5 Aralık 2012 Çarşamba

MEVLANA VE DAM

Mevlana Hazretleri gençliğinin ilk çağında Halep şehrinde yüksek kadir ve kıymet sahibi, eşi benzeri olmayan Kemaleddin b. Adim’in yanında birkaç medresede öğretmek ve öğrenmekle meşguldü.

Yine bir gün Şam’da Mukaddemiye medresesinin damında sırlar ilmini tekrarlıyordu.

Dolaşırken damın şerefesi kenarından bir iki okun gidebileceği mesafe kadar gökyüzünde yürüyüp tekrar gerisin geri gelirdi.

Bunun üzerine ilim taliplerinin hepsi halis mürit olmuşlardı.
Onlar, onun bu hallerini daima müşahede (gözle görmek) ediyorlardı.

                                   *
Ihvan-us safa (Temiz kardeşler), şöyle hikâye ettiler ki:
Mevlana Hazretleri medresenin (Konya’da) damında dolaşıyordu.

Zaman-zaman iki okun gidebileceği mesafe kadar gökyüzünde yükselip gidiyor ve tekrar medresesinin damına geliyordu.

Bir gün öyle kayboldu ki, tam yirmi gün sonra onu meram mescidinde gördüler.

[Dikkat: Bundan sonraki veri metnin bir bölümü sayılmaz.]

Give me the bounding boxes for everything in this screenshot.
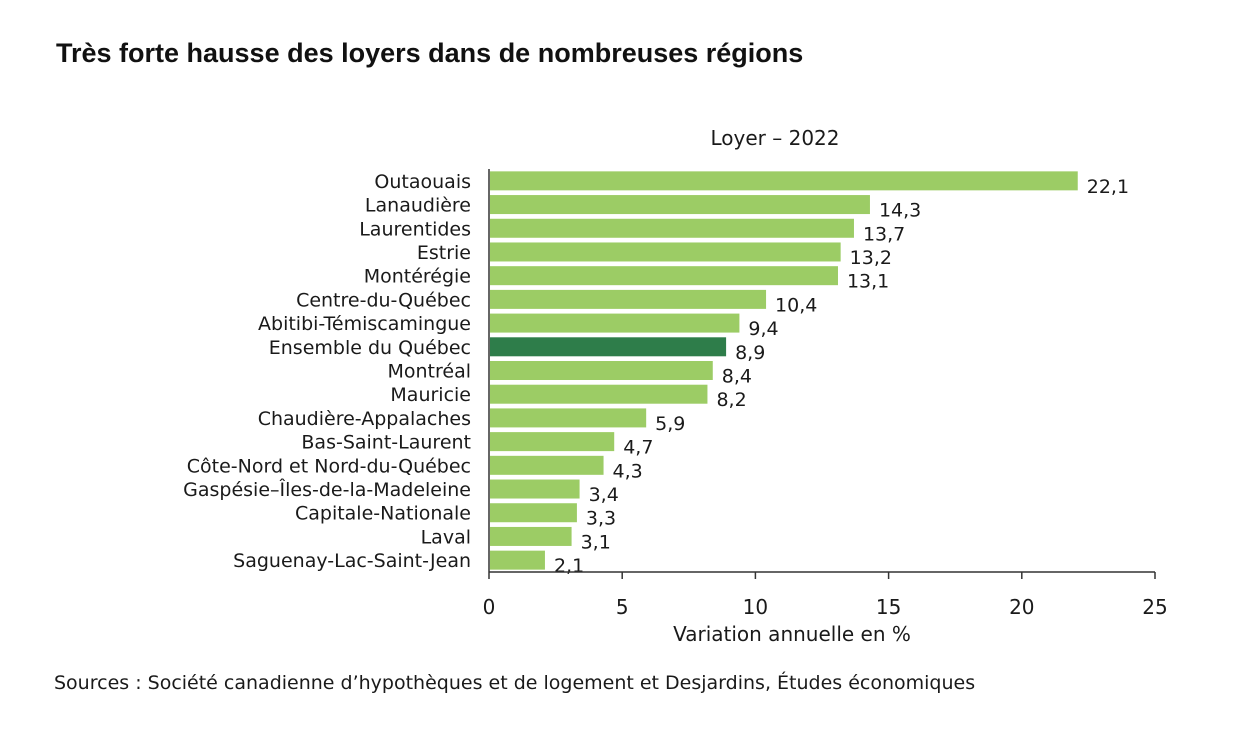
- bar: [490, 384, 708, 404]
- category-label: Capitale-Nationale: [295, 503, 471, 525]
- value-label: 3,3: [586, 508, 616, 530]
- value-label: 3,4: [589, 484, 619, 506]
- value-label: 13,7: [863, 223, 905, 245]
- x-tick-label: 20: [1009, 595, 1034, 619]
- bar: [490, 526, 572, 546]
- category-label: Ensemble du Québec: [269, 337, 471, 359]
- x-tick-label: 0: [483, 595, 496, 619]
- bar: [490, 337, 727, 357]
- value-label: 13,1: [847, 271, 889, 293]
- category-label: Gaspésie–Îles-de-la-Madeleine: [183, 478, 471, 501]
- x-tick-label: 5: [616, 595, 629, 619]
- category-label: Laurentides: [359, 218, 471, 240]
- source-note: Sources : Société canadienne d’hypothèqu…: [54, 672, 976, 694]
- category-label: Estrie: [417, 242, 471, 264]
- bar-chart: Loyer – 2022 OutaouaisLanaudièreLaurenti…: [183, 126, 1168, 646]
- category-label: Chaudière-Appalaches: [258, 408, 471, 430]
- bar: [490, 408, 647, 428]
- x-axis-ticks: 0 5 10 15 20 25: [483, 572, 1168, 619]
- value-label: 5,9: [655, 413, 685, 435]
- bar: [490, 289, 767, 309]
- bar: [490, 550, 545, 570]
- bar: [490, 266, 838, 286]
- category-label: Abitibi-Témiscamingue: [258, 313, 471, 335]
- value-label: 3,1: [581, 531, 611, 553]
- category-label: Outaouais: [374, 171, 471, 193]
- value-label: 22,1: [1087, 176, 1129, 198]
- bar: [490, 479, 580, 499]
- bar: [490, 218, 854, 238]
- category-label: Centre-du-Québec: [296, 289, 471, 311]
- bar: [490, 171, 1078, 191]
- x-tick-label: 10: [743, 595, 768, 619]
- category-label: Montréal: [387, 361, 471, 383]
- value-label: 14,3: [879, 200, 921, 222]
- bar: [490, 242, 841, 262]
- bar: [490, 195, 870, 215]
- category-label: Lanaudière: [365, 195, 471, 217]
- category-label: Montérégie: [364, 266, 471, 288]
- bar: [490, 455, 604, 475]
- category-label: Laval: [421, 526, 471, 548]
- category-label: Saguenay-Lac-Saint-Jean: [233, 550, 471, 572]
- value-label: 10,4: [775, 294, 817, 316]
- value-label: 13,2: [850, 247, 892, 269]
- x-tick-label: 15: [876, 595, 901, 619]
- category-label: Bas-Saint-Laurent: [301, 432, 471, 454]
- x-tick-label: 25: [1142, 595, 1167, 619]
- value-labels: 22,114,313,713,213,110,49,48,98,48,25,94…: [554, 176, 1129, 577]
- value-label: 2,1: [554, 555, 584, 577]
- value-label: 8,4: [722, 366, 752, 388]
- value-label: 4,7: [623, 437, 653, 459]
- bar: [490, 503, 577, 523]
- category-label: Mauricie: [390, 384, 471, 406]
- page-title: Très forte hausse des loyers dans de nom…: [56, 38, 804, 68]
- value-label: 8,9: [735, 342, 765, 364]
- category-labels: OutaouaisLanaudièreLaurentidesEstrieMont…: [183, 171, 471, 572]
- bar: [490, 361, 713, 380]
- bars-group: [490, 171, 1078, 570]
- value-label: 9,4: [748, 318, 778, 340]
- chart-subtitle: Loyer – 2022: [710, 126, 839, 150]
- value-label: 4,3: [613, 460, 643, 482]
- bar: [490, 432, 615, 452]
- bar: [490, 313, 740, 333]
- x-axis-title: Variation annuelle en %: [673, 622, 911, 646]
- category-label: Côte-Nord et Nord-du-Québec: [187, 455, 471, 477]
- value-label: 8,2: [716, 389, 746, 411]
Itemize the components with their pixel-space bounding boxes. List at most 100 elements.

Arkadaşlar toplanıp bir hafta sema’da bulundular.

                                          *
Ahrarın (hür insanların) ulularından nakledilmiştir.

Halis müritlerinden olan aziz dost Emir Gürci bir iş için Şam’a gitmeye karar vermişti.

Mevlana’nın yanına geldi, ondan yardım ve medet dileyip hareket etti.

Şam’a girdiği vakit Mevlana’nın bir köşkün üzerinde durduğunu ve mübarek elleriyle de işaret ettiğini gördü.

Derhal bir nara atıp kendinden geçti.
Kendine gelince hiçbir şey görmedi.

İşlerini tamamlayıp Konya’ya geldiği vakit, Mevlana’yı ziyaretle müşerref oldu ve gördüklerini tekrar etmek istedi.

Mevlana “ Tanrı erleri okyanusun balıkları gibidirler,
İstedikleri yerden başkalarını dışarı çıkarabilirler” buyurdu.

Emir Gürcü baş koydu ve temessül keyfiyetini (Ruhun istenilen yere gidip aynı vücutta görünmesi) arkadaşlara anlattı.

                                        ***
ARİFLERİN MENKIBELERİ, Şark İslam Klasikleri 29,
Ahmet Eflaki, M.E B. YAYINLARI 489

                                         ***
Neler öğrendik:

Ruh nereye giderse bedenin de oraya gittiğini öğrendik.

Mevlana Hazretlerinin zaman ve mekân dürülmesi sırrını bildiğini ve uyguladığını öğrendik.

İnanmakta, kalbi bağlamada güçlük çekenlerin bu olağan üstü davranışı gözüyle görerek inancını sağlamlaştırdığını öğrendik.

Aslında Hazreti Mevlana’nın her sözü bu damdan yükselişinden, bir yerden bir yere gidişinden daha inandırıcı ve gönül bağlayıcıdır.

Her anlatımında bizlere sırlar bahşetmekte ve ölümsüz olmayı bize öğretmektedir.

Hazreti Mevlana’nın hali öyle ve Tanrı tarafından kuvvetlendirilmiş.

Bizim halimize gelince; onun işaretlerine dikkat ederek azami yararlanacağız.

Gidebildiğimiz kadar da izlerini takip ederek gideceğiz.
Hazreti Mevlana’nın Peygamberimizin izinden gittiğinden bizim yolumuzda aynı yol.